In normal fetuses, the outline of the lateral ventricles, the echogenic choroid plexi and the mid-line echo are visible by ultrasound from 9 weeks of gestation; at 10–11 weeks, the third and fourth ventricles become visible and, at 12 weeks, the cerebellum and thalami can be seen18,37. The transverse diameter of the choroid plexus increases from 2 mm at 10 weeks to about 5 mm at 13 weeks7. The lateral ventricle diameter to hemisphere diameter ratio decreases with gestation from 72% at 12 weeks, 67% at 13 weeks and 61% at 14 weeks38. The transverse cerebellar diameter increases linearly with gestation from about 6 mm at 10 weeks to 12 mm at 14 weeks7,10.
Ventriculomegaly
usually develops after the 14th week of gestation. In a screening study
involving ultrasound examinations at 11–14 weeks of gestation and again
at 18–20 weeks in 3991 patients, there were eight cases of ventriculomegaly
(two were associated with spina bifida); only two were diagnosed at the
early scan and the other six at 18–20 weeks26.

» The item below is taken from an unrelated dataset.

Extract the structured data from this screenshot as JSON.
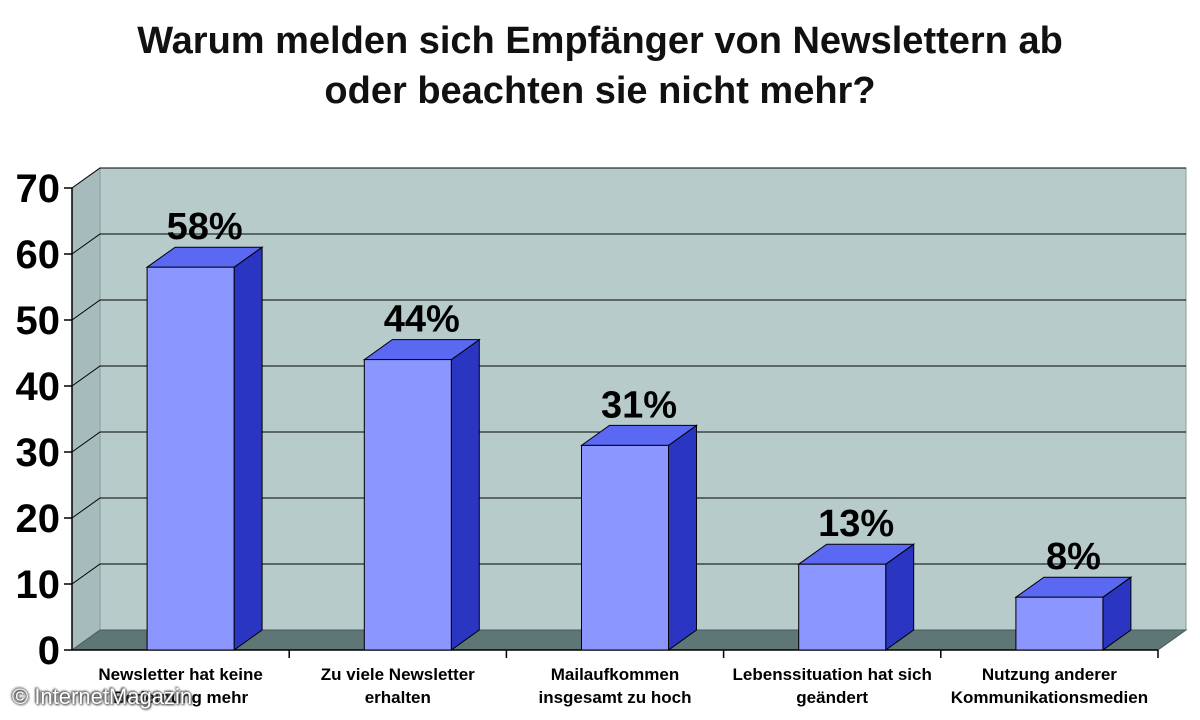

Ulm et al. reported a 14-week fetus with an apparently isolated Dandy–Walker malformation but fetal karyotyping demonstrated triploidy39.
This is a lethal, sporadic condition characterized by absence of the cerebral hemispheres with preservation of the mid-brain and cerebellum. It is thought to result from widespread vascular occlusion of the internal carotid arteries or their branches, prolonged severe hydrocephalus, an overwhelming infection, or defects in embryogenesis. About 1% of infants thought to have hydrocephalus are later found to have hydranencephaly. Lin et al. reported a 12-week fetus with a large head, small hemispheres and a fluid-filled intracranial cavity with no mid-line echo40. A repeat scan at 18 weeks demonstrated a cystic fetal head with no cerebral hemispheres and falx; the brain could be seen protruding into the cystic cavity. Unlike alobar holoprosencephaly, there was no rim of cortex present. The pregnancy was terminated and pathological examination confirmed the diagnosis.
Toth et al. observed a floating membranous structure in place of the skull of an 11-week fetus41. At 12 weeks, they noted acrania and a floating, balloon-like, membranous brain substance. At 16 weeks, the diagnosis of acrania and holoprosencephaly with cyclops was made and these findings were confirmed at postmortem examination after termination at 18 weeks41. Bronshtein and Weiner described a case of alobar holoprosencephaly during routine ultrasound examination at 14 weeks; there were a single cerebral ventricle, fused thalami and a crescent-shaped frontal cortex42. The fetal karyotype was normal. Gonzalez-Gomez et al. described a 10-week fetus with a single ventricular cavity, absence of the orbits and mid-facial cleft43. The karyotype was normal. Pathological examination after termination at 11 weeks demonstrated alobar holoprosencephaly, anophthalmia, arrhinia and facial cleft43. Sakala and Gaio diagnosed alobar holoprosencephaly in a 13-week fetus with absent falx, large single ventricle and fused thalami; the karyotype was 69,XXY44. Turner et al. reported a case of alobar holoprosencephaly (single ventricle and fused thalami), exomphalos and increased nuchal translucency at 10 weeks; the karyotype was trisomy 1845. Wong et al. reported three cases of alobar holoprosencephaly (single ventricle and fused thalami) at 10–13 weeks; there was one case each of trisomy 18, triploidy and mosaic 18p deletion and duplication46.Snijders et al. reported on the sonographic features of 46 trisomy 13 fetuses at 10–14 weeks of gestation47. In 76% there was increased nuchal translucency thickness, 64% were tachycardic, 24% had holoprosencephaly and 10% had exomphalos. There was no significant difference in nuchal translucency thickness between those with and those without holoprosencephaly or exomphalos47.